For effective monitoring of water quality, both internal self-monitoring by water service providers and an independent monitoring by Water Service Boards (WSBs) and WASREB is necessary. For example, a principle in the WHO guidelines on water quality standards is that by service providers and an independent regulating body have separate monitoring roles.

Independent monitoring can also be undertaken by the Ministry of Water and Irrigation (MW&I), Kenya Bureau of Standards (KEBS), Ministry of Health (MoH) and the National Environment Management Authority (NEMA). In this regard, water service providers are required to undertake their own monitoring of water quality as part of their quality assurance programmes and process control.

Experience however, has shown that without clear instructions through guidelines, some providers tend to carry out an insufficient number of tests.
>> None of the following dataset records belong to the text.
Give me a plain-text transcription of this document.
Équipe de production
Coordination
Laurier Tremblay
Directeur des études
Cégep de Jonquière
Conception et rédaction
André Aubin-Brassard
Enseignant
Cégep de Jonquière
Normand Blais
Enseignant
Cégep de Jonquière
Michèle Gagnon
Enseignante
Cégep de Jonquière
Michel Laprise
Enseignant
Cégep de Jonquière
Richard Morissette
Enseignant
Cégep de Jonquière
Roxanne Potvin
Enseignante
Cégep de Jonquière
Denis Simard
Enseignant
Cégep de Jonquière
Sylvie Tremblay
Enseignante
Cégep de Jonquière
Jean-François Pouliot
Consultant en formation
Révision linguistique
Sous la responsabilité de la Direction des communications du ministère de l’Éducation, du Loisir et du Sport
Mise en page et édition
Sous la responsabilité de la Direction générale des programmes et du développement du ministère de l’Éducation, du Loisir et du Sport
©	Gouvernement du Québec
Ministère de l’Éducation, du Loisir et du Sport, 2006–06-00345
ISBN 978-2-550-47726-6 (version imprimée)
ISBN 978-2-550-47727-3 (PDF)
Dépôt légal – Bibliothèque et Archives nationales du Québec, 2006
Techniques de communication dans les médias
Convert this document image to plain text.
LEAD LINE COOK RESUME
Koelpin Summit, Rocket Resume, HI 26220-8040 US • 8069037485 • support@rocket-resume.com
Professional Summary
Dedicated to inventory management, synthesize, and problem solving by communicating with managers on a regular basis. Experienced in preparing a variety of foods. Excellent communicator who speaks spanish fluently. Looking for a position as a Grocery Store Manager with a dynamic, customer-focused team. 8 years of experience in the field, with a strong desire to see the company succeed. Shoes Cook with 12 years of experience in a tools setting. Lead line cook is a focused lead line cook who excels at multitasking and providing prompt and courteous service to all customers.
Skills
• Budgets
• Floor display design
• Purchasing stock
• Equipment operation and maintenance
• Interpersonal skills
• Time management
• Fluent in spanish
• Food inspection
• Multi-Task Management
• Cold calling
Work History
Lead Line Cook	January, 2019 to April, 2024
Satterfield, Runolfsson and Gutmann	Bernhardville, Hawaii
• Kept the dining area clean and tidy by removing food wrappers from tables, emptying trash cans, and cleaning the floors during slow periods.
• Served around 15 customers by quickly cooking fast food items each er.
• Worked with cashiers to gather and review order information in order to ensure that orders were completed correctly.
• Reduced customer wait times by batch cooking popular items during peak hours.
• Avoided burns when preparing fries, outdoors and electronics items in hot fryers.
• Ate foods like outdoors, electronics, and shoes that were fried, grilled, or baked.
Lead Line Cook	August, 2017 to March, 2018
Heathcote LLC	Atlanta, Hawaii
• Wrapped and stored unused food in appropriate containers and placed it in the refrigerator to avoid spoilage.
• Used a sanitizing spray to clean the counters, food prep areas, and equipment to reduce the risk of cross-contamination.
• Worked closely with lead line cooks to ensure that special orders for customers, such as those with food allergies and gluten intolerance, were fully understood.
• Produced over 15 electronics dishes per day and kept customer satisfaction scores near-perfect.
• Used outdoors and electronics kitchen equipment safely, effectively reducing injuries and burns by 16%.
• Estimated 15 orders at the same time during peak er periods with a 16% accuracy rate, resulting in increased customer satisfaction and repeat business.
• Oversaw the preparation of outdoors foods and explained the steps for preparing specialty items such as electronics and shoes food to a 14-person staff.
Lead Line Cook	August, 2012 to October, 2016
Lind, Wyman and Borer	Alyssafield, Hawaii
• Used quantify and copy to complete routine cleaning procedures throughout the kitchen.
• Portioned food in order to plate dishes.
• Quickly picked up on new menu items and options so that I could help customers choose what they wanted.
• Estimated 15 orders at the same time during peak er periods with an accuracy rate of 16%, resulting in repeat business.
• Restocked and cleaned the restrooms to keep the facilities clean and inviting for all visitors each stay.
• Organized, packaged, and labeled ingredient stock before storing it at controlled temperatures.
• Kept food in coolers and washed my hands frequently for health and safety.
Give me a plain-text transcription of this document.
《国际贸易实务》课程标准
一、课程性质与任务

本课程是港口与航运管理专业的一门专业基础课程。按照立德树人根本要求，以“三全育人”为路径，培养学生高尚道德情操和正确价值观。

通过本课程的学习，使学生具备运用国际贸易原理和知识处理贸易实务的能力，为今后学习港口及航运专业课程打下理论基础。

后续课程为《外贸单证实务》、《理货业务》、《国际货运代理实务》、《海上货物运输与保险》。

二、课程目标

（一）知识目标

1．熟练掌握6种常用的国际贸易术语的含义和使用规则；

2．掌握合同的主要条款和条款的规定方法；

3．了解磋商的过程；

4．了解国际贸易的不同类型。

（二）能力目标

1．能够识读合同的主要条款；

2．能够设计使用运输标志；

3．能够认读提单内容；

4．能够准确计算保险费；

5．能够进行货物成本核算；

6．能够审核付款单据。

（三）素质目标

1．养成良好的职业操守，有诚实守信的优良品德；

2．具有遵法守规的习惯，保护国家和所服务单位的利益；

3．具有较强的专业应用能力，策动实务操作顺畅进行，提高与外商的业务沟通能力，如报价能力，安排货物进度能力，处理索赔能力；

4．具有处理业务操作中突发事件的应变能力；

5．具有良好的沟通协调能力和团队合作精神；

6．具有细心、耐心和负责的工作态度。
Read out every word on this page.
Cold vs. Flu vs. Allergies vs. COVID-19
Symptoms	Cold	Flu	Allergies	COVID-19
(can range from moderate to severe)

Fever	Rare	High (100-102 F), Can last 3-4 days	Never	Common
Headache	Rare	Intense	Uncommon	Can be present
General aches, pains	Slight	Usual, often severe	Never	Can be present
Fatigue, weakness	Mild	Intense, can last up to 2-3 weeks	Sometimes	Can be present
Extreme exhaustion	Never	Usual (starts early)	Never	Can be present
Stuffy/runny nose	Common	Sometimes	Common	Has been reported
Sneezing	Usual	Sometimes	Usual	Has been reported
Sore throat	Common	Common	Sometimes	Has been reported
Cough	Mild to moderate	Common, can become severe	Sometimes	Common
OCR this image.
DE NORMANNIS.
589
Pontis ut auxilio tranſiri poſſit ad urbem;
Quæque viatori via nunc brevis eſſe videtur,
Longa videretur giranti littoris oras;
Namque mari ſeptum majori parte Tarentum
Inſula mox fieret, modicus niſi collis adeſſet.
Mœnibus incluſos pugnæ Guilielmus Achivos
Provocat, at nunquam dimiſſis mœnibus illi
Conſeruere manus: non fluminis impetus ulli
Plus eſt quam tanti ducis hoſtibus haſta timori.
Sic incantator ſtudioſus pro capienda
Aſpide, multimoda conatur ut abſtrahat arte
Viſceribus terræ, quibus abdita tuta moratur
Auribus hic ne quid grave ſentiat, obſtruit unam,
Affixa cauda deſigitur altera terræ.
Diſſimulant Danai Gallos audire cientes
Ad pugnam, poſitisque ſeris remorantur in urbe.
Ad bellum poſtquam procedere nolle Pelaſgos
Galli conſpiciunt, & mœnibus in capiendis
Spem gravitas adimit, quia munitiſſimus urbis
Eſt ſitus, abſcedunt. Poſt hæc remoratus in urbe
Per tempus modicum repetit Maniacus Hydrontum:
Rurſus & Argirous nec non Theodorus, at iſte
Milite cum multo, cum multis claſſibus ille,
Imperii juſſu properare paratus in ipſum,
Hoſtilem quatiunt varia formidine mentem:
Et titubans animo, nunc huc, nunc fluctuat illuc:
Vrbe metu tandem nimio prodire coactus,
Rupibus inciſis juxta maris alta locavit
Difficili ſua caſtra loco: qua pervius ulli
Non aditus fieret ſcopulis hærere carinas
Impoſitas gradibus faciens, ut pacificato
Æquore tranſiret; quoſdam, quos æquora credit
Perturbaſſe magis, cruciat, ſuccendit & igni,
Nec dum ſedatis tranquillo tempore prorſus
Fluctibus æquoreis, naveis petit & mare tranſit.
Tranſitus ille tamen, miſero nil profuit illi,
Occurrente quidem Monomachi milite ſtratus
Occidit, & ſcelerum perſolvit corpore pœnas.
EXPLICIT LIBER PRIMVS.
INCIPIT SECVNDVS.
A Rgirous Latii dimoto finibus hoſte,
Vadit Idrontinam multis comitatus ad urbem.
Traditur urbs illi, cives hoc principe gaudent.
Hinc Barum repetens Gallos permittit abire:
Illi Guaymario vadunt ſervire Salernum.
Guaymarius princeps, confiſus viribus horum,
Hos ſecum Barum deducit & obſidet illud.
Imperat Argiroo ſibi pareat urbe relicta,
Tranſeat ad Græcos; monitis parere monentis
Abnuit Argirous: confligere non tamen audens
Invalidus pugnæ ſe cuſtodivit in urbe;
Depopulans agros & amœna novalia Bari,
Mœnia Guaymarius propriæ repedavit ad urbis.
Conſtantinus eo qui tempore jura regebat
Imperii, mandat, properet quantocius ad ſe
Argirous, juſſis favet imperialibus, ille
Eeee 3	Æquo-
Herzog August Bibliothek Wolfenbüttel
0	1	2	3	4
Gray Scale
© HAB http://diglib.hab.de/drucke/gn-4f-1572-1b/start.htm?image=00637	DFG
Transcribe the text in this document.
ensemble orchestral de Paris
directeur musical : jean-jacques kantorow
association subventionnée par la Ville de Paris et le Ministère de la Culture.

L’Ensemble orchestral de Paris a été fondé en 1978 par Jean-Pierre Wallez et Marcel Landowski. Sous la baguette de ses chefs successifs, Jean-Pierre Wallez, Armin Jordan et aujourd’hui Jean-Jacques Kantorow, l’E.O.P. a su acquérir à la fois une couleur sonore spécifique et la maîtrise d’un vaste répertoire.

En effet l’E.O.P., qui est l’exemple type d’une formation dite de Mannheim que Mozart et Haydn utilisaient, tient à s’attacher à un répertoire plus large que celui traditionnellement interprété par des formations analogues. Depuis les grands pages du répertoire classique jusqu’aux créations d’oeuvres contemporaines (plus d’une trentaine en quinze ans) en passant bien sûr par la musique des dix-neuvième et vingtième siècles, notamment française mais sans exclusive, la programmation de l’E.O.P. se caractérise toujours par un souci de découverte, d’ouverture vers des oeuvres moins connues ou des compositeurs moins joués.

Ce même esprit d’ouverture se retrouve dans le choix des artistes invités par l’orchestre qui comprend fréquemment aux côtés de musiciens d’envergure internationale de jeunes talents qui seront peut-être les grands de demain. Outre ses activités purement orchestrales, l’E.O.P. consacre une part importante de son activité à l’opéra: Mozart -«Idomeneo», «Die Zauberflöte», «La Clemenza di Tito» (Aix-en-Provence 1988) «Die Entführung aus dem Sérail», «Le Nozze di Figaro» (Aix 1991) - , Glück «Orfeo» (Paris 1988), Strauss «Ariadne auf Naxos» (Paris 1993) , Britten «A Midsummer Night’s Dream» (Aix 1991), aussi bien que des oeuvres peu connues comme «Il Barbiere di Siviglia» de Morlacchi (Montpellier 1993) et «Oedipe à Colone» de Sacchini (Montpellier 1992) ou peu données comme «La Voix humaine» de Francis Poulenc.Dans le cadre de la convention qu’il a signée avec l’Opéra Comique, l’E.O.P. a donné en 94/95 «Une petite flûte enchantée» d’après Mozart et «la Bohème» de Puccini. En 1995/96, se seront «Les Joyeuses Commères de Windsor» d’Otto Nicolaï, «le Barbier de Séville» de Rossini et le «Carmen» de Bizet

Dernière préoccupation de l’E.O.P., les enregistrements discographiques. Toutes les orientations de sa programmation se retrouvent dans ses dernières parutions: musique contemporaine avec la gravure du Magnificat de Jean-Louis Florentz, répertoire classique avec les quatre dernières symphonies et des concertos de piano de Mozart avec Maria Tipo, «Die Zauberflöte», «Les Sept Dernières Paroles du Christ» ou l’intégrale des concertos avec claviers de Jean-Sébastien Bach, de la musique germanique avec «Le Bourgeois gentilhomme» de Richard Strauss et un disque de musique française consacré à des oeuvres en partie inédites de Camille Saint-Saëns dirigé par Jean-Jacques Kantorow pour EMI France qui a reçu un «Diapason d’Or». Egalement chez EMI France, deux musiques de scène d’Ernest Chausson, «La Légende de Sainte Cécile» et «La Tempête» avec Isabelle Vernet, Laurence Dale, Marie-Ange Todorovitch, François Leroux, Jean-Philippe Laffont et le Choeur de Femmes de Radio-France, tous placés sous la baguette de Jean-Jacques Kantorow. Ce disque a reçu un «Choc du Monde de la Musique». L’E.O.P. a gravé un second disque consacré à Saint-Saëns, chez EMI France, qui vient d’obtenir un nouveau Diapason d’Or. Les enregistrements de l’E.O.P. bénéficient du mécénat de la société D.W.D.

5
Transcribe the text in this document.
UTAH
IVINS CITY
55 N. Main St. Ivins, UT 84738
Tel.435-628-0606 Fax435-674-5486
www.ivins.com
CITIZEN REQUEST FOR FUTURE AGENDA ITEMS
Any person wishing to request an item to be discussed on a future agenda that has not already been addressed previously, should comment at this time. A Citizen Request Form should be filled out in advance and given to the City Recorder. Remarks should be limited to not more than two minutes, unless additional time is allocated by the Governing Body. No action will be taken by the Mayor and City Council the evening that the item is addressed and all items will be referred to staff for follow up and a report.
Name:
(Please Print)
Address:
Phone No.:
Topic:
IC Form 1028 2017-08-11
Therefore, the purpose of the guidelines is as follows:

  • Promote transparency in the methods of water quality monitoring employed by the water service providers, and thus build public confidence in service provision.
  • Ensure through regular monitoring that the quality of water provided meets standards set by the Kenya Bureau of Standards.
  • Create awareness among Water Services Boards and water service providers on water quality monitoring requirements.
  • Ensure that all Water Services Boards and water service providers follow a systematic way of water quality monitoring to ensure uniformity.
  • Ensure a minimum standard of water quality monitoring at acceptable costs, and create awareness among consumers that information regarding water quality will be made available by water service providers.

In Singapore, the Food Agency developed the Code of Practice on Drinking Water Sampling and Safety Plans in 2019. This outlines that sample(s) shall be collected at each entry point to the distribution system, or from such locations where drinking water is representative of its quality after treatment.

The default frequency of sampling shall be at least once a year, except for certain parameters that should be monitored more frequently, based on relevant factors.

Examples of parameters that may be monitored more frequently include boron for desalination membrane treatment plants, disinfection by-products for water supply systems with extensive distribution networks, heavy metals and pesticides if raw water for traditional water treatment systems is obtained from a source that is likely to be polluted by industrial or agricultural discharge, etc.

Depending upon raw water quality, water treatment programmes, and the type of distribution network used by providers, it is expected that certain parameters or contaminants are unlikely to be present in drinking water, or will be present only at concentrations much lower than prescribed standards for quality drinking water.

Hence, water providers may propose sampling frequencies for certain parameters that are lower than the default frequency, or may propose not to sample drinking water for specific parameters or contaminants that are not of concern.


Honduras: National Technical Standard for Drinking Water Quality

Guatemala: Regulation of Sanitary Standards for the Administration, Construction, Operation and Maintenance of Water Distribution Services for Human Consumption

Internal capacities needed and the role of partners

Developing compliance and reporting protocols for safe water supply requires technical and administrative capacities to understand the implications of non-compliance, in order to set the frequency of monitoring, and at what critical control points in the water supply process to monitor and for what parameters, including proxy (e.g. turbidity) and early warning indicators.

It is also important to understand the resources required for monitoring and reporting, including the administrative capacity to receive and analyse large volumes of reports, to establish realistic protocols.

Development partners and ministries of health could support regulators by organizing participatory workshops that set the scope of parameters, thresholds, and inspection protocols, based on desk reviews of the situation, and drawing on positive examples from similar contexts.